John made the following sales over the last week:
- S1 : $100 five days ago
- S2 : $500 three days ago
- S3 : $2,500 today
- S4 : $7,500 today
- Balance : $10,600
The payout
Now we need to make a payout from John’s account. However, the vast majority of money in John’s account is not eligible for payout . Thus, the “I don’t care” strategy isn’t going to work well here. Our business rules are clear we need at least a 3 day wait. So instead of just saying “give me $600” we’ll take a couple steps to make sure we get the right money.
- Get the balance of John’s seller group
- Filter the balance to only include money that is at least 3 days old
- Withdraw the amount we want to pay out from the filtered balance
This approach gives us the best of both worlds. We can still treat John’s account like a bucket of money, but we can also enforce our business rules by filtering the balance before we withdraw. This is a really common pattern in String Theory, and it’s one of the reasons it’s so powerful.
Direct choice
Section titled “Direct choice”Sometimes you’ll want to choose specific pieces of money directly. This is the most powerful, but also the most complex way to withdraw money.
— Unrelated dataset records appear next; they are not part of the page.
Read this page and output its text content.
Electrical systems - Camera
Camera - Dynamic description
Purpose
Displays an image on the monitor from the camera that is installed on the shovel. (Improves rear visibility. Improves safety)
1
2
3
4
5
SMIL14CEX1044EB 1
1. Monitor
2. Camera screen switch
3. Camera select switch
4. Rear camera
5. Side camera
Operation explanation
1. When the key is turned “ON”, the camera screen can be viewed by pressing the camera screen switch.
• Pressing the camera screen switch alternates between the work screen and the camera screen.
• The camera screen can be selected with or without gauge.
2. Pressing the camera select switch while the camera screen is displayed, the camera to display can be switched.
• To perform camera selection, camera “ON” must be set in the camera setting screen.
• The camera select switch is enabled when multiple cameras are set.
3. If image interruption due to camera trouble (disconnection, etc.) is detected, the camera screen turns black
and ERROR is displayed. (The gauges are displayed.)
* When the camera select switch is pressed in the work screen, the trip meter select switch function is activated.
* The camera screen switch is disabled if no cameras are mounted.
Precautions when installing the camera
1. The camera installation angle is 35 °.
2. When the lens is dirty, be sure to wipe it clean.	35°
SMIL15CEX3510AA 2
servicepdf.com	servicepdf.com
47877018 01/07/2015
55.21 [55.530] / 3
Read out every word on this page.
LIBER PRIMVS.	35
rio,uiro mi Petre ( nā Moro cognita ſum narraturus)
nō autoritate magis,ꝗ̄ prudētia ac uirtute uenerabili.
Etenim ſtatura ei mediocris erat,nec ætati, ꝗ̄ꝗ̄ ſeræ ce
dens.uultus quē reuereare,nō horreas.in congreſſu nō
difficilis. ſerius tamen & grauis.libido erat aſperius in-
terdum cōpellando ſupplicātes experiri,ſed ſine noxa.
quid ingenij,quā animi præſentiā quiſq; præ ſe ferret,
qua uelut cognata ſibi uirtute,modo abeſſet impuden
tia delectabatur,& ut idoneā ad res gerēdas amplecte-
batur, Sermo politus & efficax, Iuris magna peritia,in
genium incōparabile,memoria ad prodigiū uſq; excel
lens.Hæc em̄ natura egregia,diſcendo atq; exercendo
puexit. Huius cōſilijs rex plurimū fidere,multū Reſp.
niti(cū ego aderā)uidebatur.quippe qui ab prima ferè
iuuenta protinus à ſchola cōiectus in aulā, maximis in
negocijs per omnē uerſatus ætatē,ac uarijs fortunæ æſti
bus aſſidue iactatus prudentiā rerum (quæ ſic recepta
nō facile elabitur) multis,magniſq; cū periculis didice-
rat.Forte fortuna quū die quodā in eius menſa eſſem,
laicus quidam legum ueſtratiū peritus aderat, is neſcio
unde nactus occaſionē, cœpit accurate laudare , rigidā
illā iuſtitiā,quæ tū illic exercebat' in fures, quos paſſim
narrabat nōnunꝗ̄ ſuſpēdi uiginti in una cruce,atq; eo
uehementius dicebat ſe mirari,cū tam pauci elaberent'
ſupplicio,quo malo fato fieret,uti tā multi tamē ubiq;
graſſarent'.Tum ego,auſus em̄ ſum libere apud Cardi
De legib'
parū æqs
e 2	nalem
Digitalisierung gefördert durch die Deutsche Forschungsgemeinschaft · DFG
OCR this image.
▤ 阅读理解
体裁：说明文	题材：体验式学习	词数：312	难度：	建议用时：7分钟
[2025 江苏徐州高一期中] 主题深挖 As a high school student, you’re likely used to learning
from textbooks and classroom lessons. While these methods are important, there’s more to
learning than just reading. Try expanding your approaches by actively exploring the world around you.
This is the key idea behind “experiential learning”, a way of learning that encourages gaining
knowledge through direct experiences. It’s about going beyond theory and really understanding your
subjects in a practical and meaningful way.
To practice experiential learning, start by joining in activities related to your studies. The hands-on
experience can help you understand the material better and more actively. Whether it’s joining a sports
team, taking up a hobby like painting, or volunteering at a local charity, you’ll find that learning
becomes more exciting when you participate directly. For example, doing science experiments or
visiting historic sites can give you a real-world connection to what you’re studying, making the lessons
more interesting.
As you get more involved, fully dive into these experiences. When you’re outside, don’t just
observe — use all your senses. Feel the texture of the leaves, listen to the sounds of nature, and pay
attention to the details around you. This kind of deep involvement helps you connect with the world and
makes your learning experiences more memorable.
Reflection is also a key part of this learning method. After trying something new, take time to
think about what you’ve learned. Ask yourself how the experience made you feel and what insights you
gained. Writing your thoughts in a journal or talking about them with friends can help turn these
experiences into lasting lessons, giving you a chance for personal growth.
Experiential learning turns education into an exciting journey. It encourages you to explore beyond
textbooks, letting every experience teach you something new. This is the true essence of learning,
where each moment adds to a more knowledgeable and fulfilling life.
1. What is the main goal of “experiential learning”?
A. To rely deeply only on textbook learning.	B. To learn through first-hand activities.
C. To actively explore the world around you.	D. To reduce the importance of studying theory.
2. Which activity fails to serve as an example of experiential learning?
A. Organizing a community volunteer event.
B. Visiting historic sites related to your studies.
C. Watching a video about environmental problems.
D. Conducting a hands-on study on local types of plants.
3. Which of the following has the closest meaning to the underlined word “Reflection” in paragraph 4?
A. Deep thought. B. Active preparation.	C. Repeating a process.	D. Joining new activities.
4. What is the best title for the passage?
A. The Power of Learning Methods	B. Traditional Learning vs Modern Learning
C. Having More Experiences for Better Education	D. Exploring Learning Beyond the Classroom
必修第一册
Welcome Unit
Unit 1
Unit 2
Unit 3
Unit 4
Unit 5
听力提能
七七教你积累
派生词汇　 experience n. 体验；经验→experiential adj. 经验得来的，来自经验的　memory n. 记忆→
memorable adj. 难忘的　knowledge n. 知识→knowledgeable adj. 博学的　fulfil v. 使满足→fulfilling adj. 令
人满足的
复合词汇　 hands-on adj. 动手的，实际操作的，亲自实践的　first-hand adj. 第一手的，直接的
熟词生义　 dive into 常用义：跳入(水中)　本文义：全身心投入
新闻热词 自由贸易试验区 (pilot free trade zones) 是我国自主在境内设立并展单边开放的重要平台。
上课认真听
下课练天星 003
It’s useful when you need to enforce very specific business rules, or when you need to make sure that certain pieces of money are used for specific purposes.
For example, let’s say you have a grant that can only be used for science education. You might want to make sure that the grant money is only used for that purpose. In this case, you would want to choose the specific pieces of money that came from the grant, and make sure they are only used for science education.
This is where String Theory’s uniquely-identifiable trait really shines. You can target specific pieces of money by their unique id, and make sure they are used for the right purpose. This is not possible in other ledgers, because they don’t maintain the identity of individual pieces of money.
Conclusion
Section titled “Conclusion”Deterministic attribution is a powerful property that allows you to track money through your system with perfect accuracy. It’s not just about being able to trace money back to its origin, it’s about being able to make informed decisions about how money is used in your system.
String Theory is the only modern ledger system that provides this level of attribution. It’s a key part of what makes String Theory so powerful, and it’s one of the reasons why it’s the best choice for businesses that need to track money with perfect accuracy.